Southwestern Veggie Skillet recipe

All Recipes Side Dish Vegetables Corn

Ingredients

1 tablespoon olive oil
½ onion, sliced into rings
1 zucchini, cut into 1/4-inch slices
1 yellow squash, cut into 1/4-inch slices
1 ear corn, kernels cut from cob
4 roma (plum) tomatoes, peeled and chopped
1 clove garlic, minced
1 teaspoon ground cumin
salt and ground black pepper to taste
¼ cup chopped fresh cilantro, or more to taste
½ lime

Nutrition Info

60.3 calories
carbohydrate: 9 g
cholesterol: : -
fat: 2.7 g
fiber: 2.1 g
protein: 1.9 g
saturatedFat: 0.4 g
servingSize: -
sodium: 35.2 mg
sugar: 3.6 g
transFat: : -
unsaturatedFat: : -

Directions

  1. Heat olive oil in a large skillet over medium heat, cook and stir onion in hot oil until tender, 5 to 10 minutes. Stir zucchini and yellow squash into onion, cook until slightly tender, about 3 minutes. Add corn, cook for 1 minute.
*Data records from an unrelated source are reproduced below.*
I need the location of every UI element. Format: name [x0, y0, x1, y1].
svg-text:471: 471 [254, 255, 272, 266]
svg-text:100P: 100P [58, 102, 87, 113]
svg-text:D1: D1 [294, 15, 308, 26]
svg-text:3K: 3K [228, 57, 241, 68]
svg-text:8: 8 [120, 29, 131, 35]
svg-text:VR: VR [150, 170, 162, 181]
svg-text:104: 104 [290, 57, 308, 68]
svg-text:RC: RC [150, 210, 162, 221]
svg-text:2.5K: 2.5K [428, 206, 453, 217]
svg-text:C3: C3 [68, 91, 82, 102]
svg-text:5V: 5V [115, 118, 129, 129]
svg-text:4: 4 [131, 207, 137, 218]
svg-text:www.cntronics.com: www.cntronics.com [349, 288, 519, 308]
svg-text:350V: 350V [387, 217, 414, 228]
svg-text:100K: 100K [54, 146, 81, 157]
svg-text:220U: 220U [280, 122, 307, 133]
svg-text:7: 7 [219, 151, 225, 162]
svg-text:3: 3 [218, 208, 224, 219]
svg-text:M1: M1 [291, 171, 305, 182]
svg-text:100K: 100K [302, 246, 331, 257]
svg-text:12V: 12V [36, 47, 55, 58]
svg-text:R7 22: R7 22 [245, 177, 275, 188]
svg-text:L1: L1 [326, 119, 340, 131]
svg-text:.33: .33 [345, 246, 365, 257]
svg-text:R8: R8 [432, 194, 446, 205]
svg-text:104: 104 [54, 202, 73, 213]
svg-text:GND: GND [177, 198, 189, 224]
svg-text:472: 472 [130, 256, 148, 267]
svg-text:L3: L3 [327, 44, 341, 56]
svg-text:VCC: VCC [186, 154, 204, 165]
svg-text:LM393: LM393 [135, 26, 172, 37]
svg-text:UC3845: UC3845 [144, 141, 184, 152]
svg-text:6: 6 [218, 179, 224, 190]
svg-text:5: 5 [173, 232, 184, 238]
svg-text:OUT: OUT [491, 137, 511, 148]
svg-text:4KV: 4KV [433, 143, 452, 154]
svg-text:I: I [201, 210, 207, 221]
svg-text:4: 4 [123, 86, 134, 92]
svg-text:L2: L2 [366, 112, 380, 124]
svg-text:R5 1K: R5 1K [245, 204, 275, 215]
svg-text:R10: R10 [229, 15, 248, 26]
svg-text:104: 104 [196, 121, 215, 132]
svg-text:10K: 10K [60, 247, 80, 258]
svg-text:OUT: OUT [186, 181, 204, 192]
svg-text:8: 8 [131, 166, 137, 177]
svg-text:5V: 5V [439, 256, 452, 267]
  2. Stir tomatoes and garlic into onion mixture, cook and stir until heated through, about 3 minutes. Season with cumin, salt, and pepper. Cook to desired doneness, 5 to 10 more minutes. Sprinkle in cilantro, stir until wilted. Remove from heat and squeeze lime over mixture.

Recipe Yield

6 servings

Recipe Note

This vegetable side dish is a great alternative to beans when the main dish has a south-of-the-border flair! I have made this with canned ingredients, but the fresh ingredients taste much better!